Local Living All Over Again
Many years ago I was given a lift home from an Iranian party by a young women who was an up and coming comedian...now famous.
As we approached Kentish Town (where I live) she said, 'Why do all the mad people get off at Kentish Town?' It was a good question then and it's a better one now.
Let me describe them: there's the small woman with the shaven head and no teeth who pushes her possessions around in carrier bags in a supermarket trolley. Very occasionally she rants at something but rarely.
There's the elderly black woman always heavily rouged who never seems to walk, only sits - sometimes in silence watching, but often spitting obscenities at every individual passing by.
There's the rather upper-class sounding young man with a megaphone who harangues us all as he stands outside Kentish Town station, orating about the various conspiracies behind everything.
And today, as so often, there's the tall middle aged character - lean, rangy in a long coat and beanie - who walks at speed around and around the raised platform where there is a flower stall, a few seats under a glass roof and a van selling coffee.
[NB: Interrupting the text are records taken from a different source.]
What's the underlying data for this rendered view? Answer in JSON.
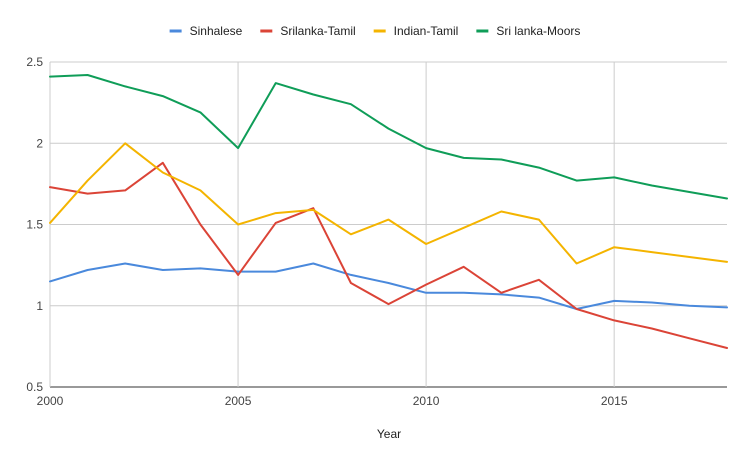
{
  "chart_data": {
    "type": "line",
    "title": "",
    "xlabel": "Year",
    "ylabel": "",
    "xlim": [
      2000,
      2018
    ],
    "ylim": [
      0.5,
      2.5
    ],
    "x_ticks": [
      2000,
      2005,
      2010,
      2015
    ],
    "y_ticks": [
      0.5,
      1,
      1.5,
      2,
      2.5
    ],
    "grid": true,
    "legend_position": "top",
    "x": [
      2000,
      2001,
      2002,
      2003,
      2004,
      2005,
      2006,
      2007,
      2008,
      2009,
      2010,
      2011,
      2012,
      2013,
      2014,
      2015,
      2016,
      2017,
      2018
    ],
    "series": [
      {
        "name": "Sinhalese",
        "color": "#4a89dc",
        "values": [
          1.15,
          1.22,
          1.26,
          1.22,
          1.23,
          1.21,
          1.21,
          1.26,
          1.19,
          1.14,
          1.08,
          1.08,
          1.07,
          1.05,
          0.98,
          1.03,
          1.02,
          1.0,
          0.99
        ]
      },
      {
        "name": "Srilanka-Tamil",
        "color": "#db4437",
        "values": [
          1.73,
          1.69,
          1.71,
          1.88,
          1.5,
          1.19,
          1.51,
          1.6,
          1.14,
          1.01,
          1.13,
          1.24,
          1.08,
          1.16,
          0.98,
          0.91,
          0.86,
          0.8,
          0.74
        ]
      },
      {
        "name": "Indian-Tamil",
        "color": "#f4b400",
        "values": [
          1.51,
          1.77,
          2.0,
          1.82,
          1.71,
          1.5,
          1.57,
          1.59,
          1.44,
          1.53,
          1.38,
          1.48,
          1.58,
          1.53,
          1.26,
          1.36,
          1.33,
          1.3,
          1.27
        ]
      },
      {
        "name": "Sri lanka-Moors",
        "color": "#0f9d58",
        "values": [
          2.41,
          2.42,
          2.35,
          2.29,
          2.19,
          1.97,
          2.37,
          2.3,
          2.24,
          2.09,
          1.97,
          1.91,
          1.9,
          1.85,
          1.77,
          1.79,
          1.74,
          1.7,
          1.66
        ]
      }
    ]
  }
}
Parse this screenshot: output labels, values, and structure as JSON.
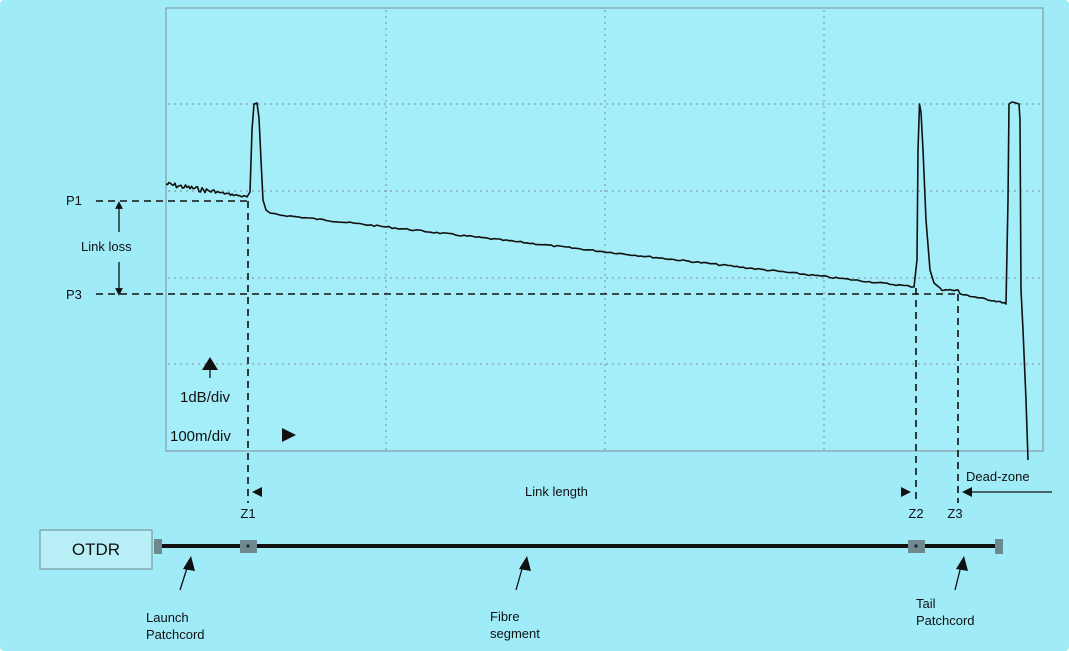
{
  "colors": {
    "background": "#9fecf8",
    "screen": "#a4eef9",
    "text": "#111111",
    "connector": "#6f8a8c",
    "otdr_box": "#b8eef5"
  },
  "labels": {
    "p1": "P1",
    "p3": "P3",
    "link_loss": "Link loss",
    "db_per_div": "1dB/div",
    "m_per_div": "100m/div",
    "z1": "Z1",
    "z2": "Z2",
    "z3": "Z3",
    "link_length": "Link length",
    "dead_zone": "Dead-zone",
    "otdr": "OTDR",
    "launch_1": "Launch",
    "launch_2": "Patchcord",
    "fibre_1": "Fibre",
    "fibre_2": "segment",
    "tail_1": "Tail",
    "tail_2": "Patchcord"
  }
}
He pushes a monocycle in each hand and talks without pause cheerfully, with excitement, at the top of his voice. 'I have the world's largest collection of knives,' he was announcing as I passed him this afternoon. 'You should see them. There's one for...'
Who should see them? All of us or the person in his head he was addressing? I have never seen him arrive nor depart. He is either there or he is not.
Why do all the mad people get off at Kentish Town? I have no idea.